I am by no means an expert on Kalman filtering, but I stumbled over the same issue you mention in your last paragraph: with fixed R and Q, the filter does indeed converge to a fixed gain. I believe the idea is that the covariances of the filter are supposed to be adjusted by some mechanism that is external to the Kalman filter. For example, if you know by some other means that temporary vibrations may render your gyro readings noisy, you would dial up the covariances for the time this condition persists.
On your first question: it is my understanding that the main idea behind Kalman filtering is to combine inputs from several sensors that direcly or indirectly measure a certain quantity in an optimal way (for example the tilt of something can be measured directly via an accelerometer or by integrating a rate gyro). Your three gyros measure three independent quantities, so there is nothing to combine for the Kalman filter here... Sounds to me like you only need a low pass filter to filter out some noise from your gyros.
It seems my conclusions make sense, hurra ;)
The only Kalman Filter I've seen working only on gyros is the IKF ... but it's based on the assumption the inertial moments around each axis is different (or it's a simple kalman filter => low pass filter ...).
I was assuming that the gyros would be correlated in some sort ... in fact they are, but in a way we can't use I think : dw/dt is somehow proportional to the torque applied to the system.

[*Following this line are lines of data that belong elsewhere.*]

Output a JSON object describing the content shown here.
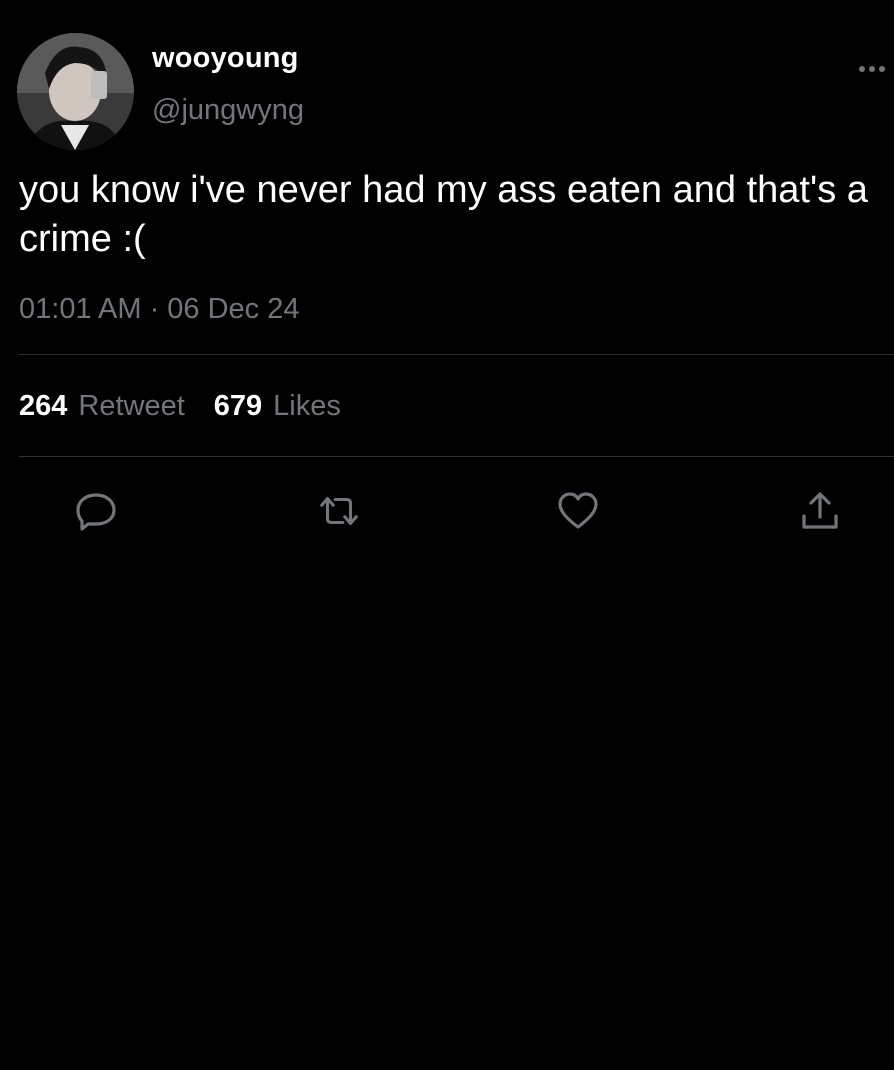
{
  "author": {
    "display_name": "wooyoung",
    "handle": "@jungwyng",
    "avatar_icon": "profile-photo"
  },
  "tweet": {
    "text": "you know i've never had my ass eaten and that's a crime :(",
    "timestamp": "01:01 AM · 06 Dec 24"
  },
  "stats": {
    "retweets_count": "264",
    "retweets_label": "Retweet",
    "likes_count": "679",
    "likes_label": "Likes"
  },
  "actions": [
    {
      "name": "reply",
      "icon": "speech-bubble-icon"
    },
    {
      "name": "retweet",
      "icon": "retweet-arrows-icon"
    },
    {
      "name": "like",
      "icon": "heart-icon"
    },
    {
      "name": "share",
      "icon": "share-upload-icon"
    }
  ],
  "colors": {
    "background": "#000000",
    "primary_text": "#ffffff",
    "secondary_text": "#71767b",
    "divider": "#2f3336",
    "icon": "#71767b"
  }
}
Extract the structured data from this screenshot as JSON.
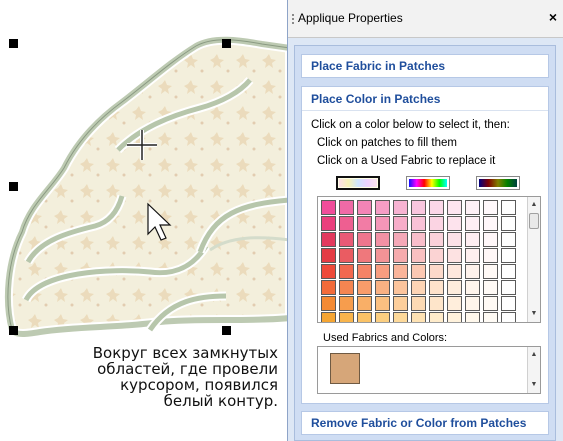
{
  "panel": {
    "title": "Applique Properties",
    "close_glyph": "×",
    "sections": {
      "place_fabric": "Place Fabric in Patches",
      "place_color": "Place Color in Patches",
      "remove": "Remove Fabric or Color from Patches"
    },
    "instructions": [
      "Click on a color below to select it, then:",
      "Click on patches to fill them",
      "Click on a Used Fabric to replace it"
    ],
    "palette_modes": [
      "pastel",
      "bright",
      "dark"
    ],
    "selected_mode": "pastel",
    "used_label": "Used Fabrics and Colors:",
    "used_colors": [
      "#d6a679"
    ]
  },
  "palette_rows": [
    [
      "#f04d9a",
      "#f06aa6",
      "#f384b6",
      "#f59dc5",
      "#f7b3d2",
      "#f9c6de",
      "#fbd7e8",
      "#fde5f0",
      "#fef0f6",
      "#fff8fb",
      "#ffffff"
    ],
    [
      "#ea3f7d",
      "#ee5f91",
      "#f27ca5",
      "#f596b8",
      "#f7adc9",
      "#f9c2d7",
      "#fbd4e3",
      "#fde3ed",
      "#feeff5",
      "#fff7fa",
      "#ffffff"
    ],
    [
      "#e33a5e",
      "#e95a76",
      "#ee768d",
      "#f291a4",
      "#f5a9b8",
      "#f8becb",
      "#fad1da",
      "#fce1e7",
      "#feeef2",
      "#fff7f9",
      "#ffffff"
    ],
    [
      "#e43c45",
      "#ea5c62",
      "#ef787c",
      "#f39396",
      "#f6abad",
      "#f9c0c1",
      "#fbd3d3",
      "#fde2e2",
      "#feefef",
      "#fff7f7",
      "#ffffff"
    ],
    [
      "#ee4a3a",
      "#f2684f",
      "#f58366",
      "#f89d80",
      "#fab49a",
      "#fcc8b3",
      "#fdd9ca",
      "#fee7dd",
      "#fff2ec",
      "#fff9f6",
      "#ffffff"
    ],
    [
      "#f26b3a",
      "#f58551",
      "#f89c6a",
      "#fab183",
      "#fcc49c",
      "#fdd4b5",
      "#fee2cb",
      "#feeddd",
      "#fff5ec",
      "#fffaf6",
      "#ffffff"
    ],
    [
      "#f48a34",
      "#f79d4d",
      "#f9af67",
      "#fbc081",
      "#fcce9b",
      "#fddab4",
      "#fee5ca",
      "#ffeedc",
      "#fff6ec",
      "#fffaf5",
      "#ffffff"
    ],
    [
      "#f5a533",
      "#f8b44c",
      "#fac266",
      "#fbce80",
      "#fdd99a",
      "#fee2b3",
      "#feebca",
      "#fff2dc",
      "#fff8ec",
      "#fffbf5",
      "#ffffff"
    ]
  ],
  "caption_lines": [
    "Вокруг всех замкнутых",
    "областей, где провели",
    "курсором, появился",
    "белый контур."
  ]
}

One part of this torque comes from the system itself (actuators) hence move along with the system, but the other part of the torque comes from outside of the system, hence being fixed in the "world" (and moving with predictable trajectory via the kalman filter).
But this would mean being able to separate the two components of the torque to isolate the "external torque", which means estimating the "self torque" that the system apply on itself (pretty much known if by the system output - servo or ESC command).
Hum ... a bit complicated, no ? (I must stop reading these things of system equations, it's going to make me crazy !).
Now ... real solutions :
- Simply put a fixed gain digital low pass filter (simple, pretty much no CPU cost).
- Evolve this filter by some sort of automatic gain adjustment (maybe inversely proportional to the measured signal variance ?)
- Look at some other filtering methods (FIR ?) ...
As Marko said, the Kalman gain will converge to a constant if the process and measurement noises (Q and R, respectively) are constant.
What is the output you want from your gyroscopes? Body angles?
Ok it seems confirmed, with a "simple" model and Kalman filter, you end up with a fixed gain IIR filter ... ;)
I'm trying to build an adaptive FIR (already thought about the algorithm, still need to test it, but it should be amusing).